Yesterday IBM announced the Smart
Analytics Cloud, a cloud-based BI solution.
This solution will initially be available to IBM’s employees who,
according to the announcement, will be able to access 1 PB of structured and
unstructured data stored in 100 different data warehouses and marts. Eventually, the solution will also be made
available to external clients so that they can use it to develop their own
cloud-based analytic applications.
While using SaaS BI to further its growing analytics business, IBM’s work on the Smart Analytics Cloud has the potential of helping the field in a variety of ways.
- Market validation. For those of us involved with the financing and development of SaaS BI this is a very important announcement because it validates the market and its potential size since IBM only enters what it feels are multi-billion dollar markets. In fact, IBM may have realized that SaaS BI is a “killer app.” I expect that IBM’s entry will help companies that were “on the fence” regarding the use of SaaS BI solutions to seriously consider them, thus helping all vendors working in this area.
- Security and compliance. CIOs continue to view security and compliance as two of the major inhibitors to the enterprise’s broader use of cloud computing in general, and SaaS BI in particular.
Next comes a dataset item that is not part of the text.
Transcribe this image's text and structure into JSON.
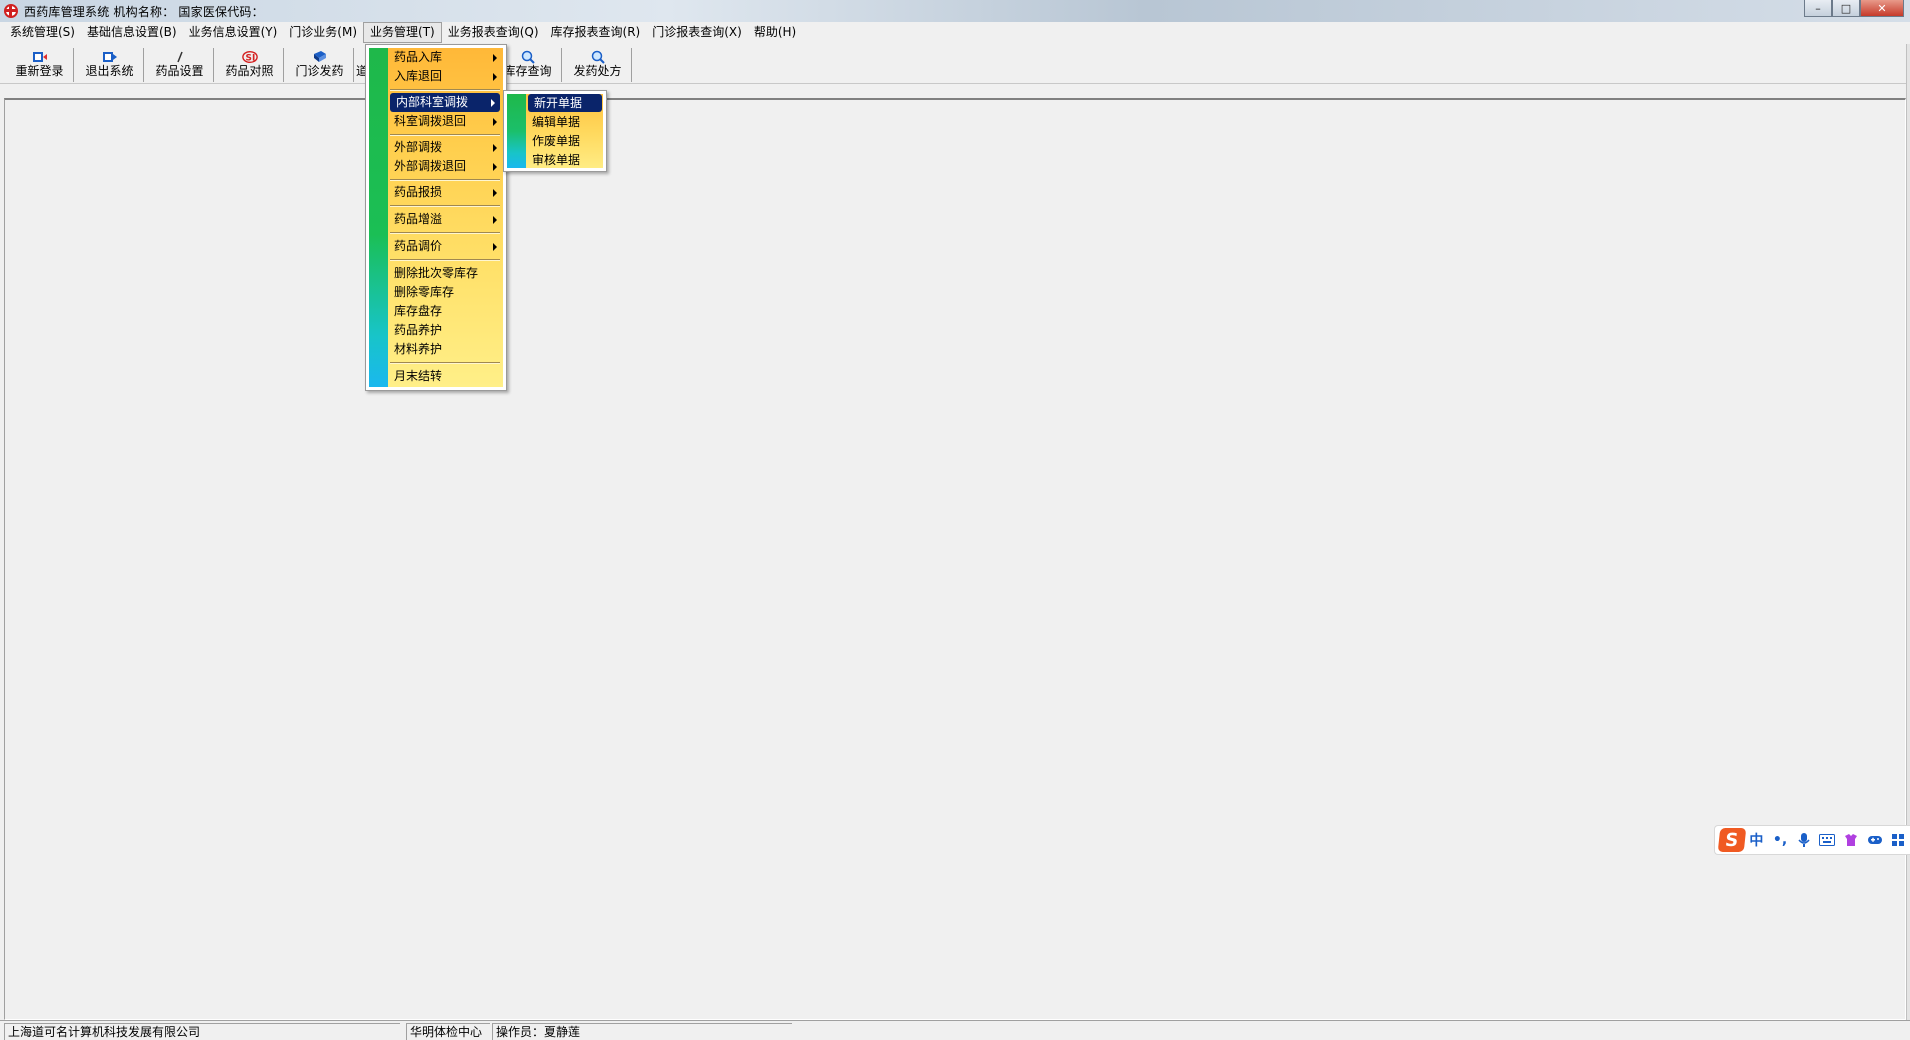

IBM has the opportunity to address these issues and make private clouds more secure. More importantly, its involvement in the area will make CIOs feel more comfortable about using the cloud for mission-critical applications, BI being one of them.
- Data management. The Smart Analytics Cloud will be built around Cognos’ software and mainframe hardware. It is not clear from the announcement whether IBM will also manage the data in the cloud, like the pureplay SaaS BI companies do, or whether it will assume that all the accessed data warehouses remain on-premise. I hope it’s the former since managing 1 PB of data stored in 100 different cloud-based data warehouses will offer the opportunity for some interesting lessons regarding how big data moves to and from the cloud, how this data is ingested and organized and becomes ready for analysis across 100 different data stores, etc. Of course, while we know that 1 PB will be accessible for analysis, we don’t know how quickly the underlying data will be changing. Will it be changing daily, weekly, monthly? Are the changes multi-terabyte data sets themselves or something smaller? IBM hasn’t said anything about developing a cloud-resident version of DB2, similar to Microsoft’s cloud-based SQLServer.
- Architecture innovation. Though essentially a private cloud, the scale of the Smart Analytics Cloud in terms of the number of users it serves and the size of data it contains will offer the opportunity to develop novel system and data architectures. These architectures can then form the basis for the version of the Analytics Cloud that will be offered to external customers. I’m hoping that IBM will offer the external version of the Analytics Cloud using a multi-tenant architecture as it can also innovate in that area both in terms of the technology but also in terms of the business model.
- Technology innovation. In the same way that Yahoo’s work on analytics for online advertising resulted in the development of Hadoop and other technologies that are now being used by a new generation of BI companies, through its work on the Smart Analytics Cloud IBM has the opportunity to develop innovative technologies for SaaS BI in areas such as data management, security, parallel query processing, data movement, data center architecture and management, etc.
By announcing the Smart Analytics Cloud IBM validates once and for all the SaaS BI market, has the opportunity to address some of the inhibitors to the broad adoption of cloud computing, and can create significant technology innovation in several areas. It won’t be a quick win since cloud computing is still a very new platform. But it can be a big win for IBM and all the other companies working in SaaS BI.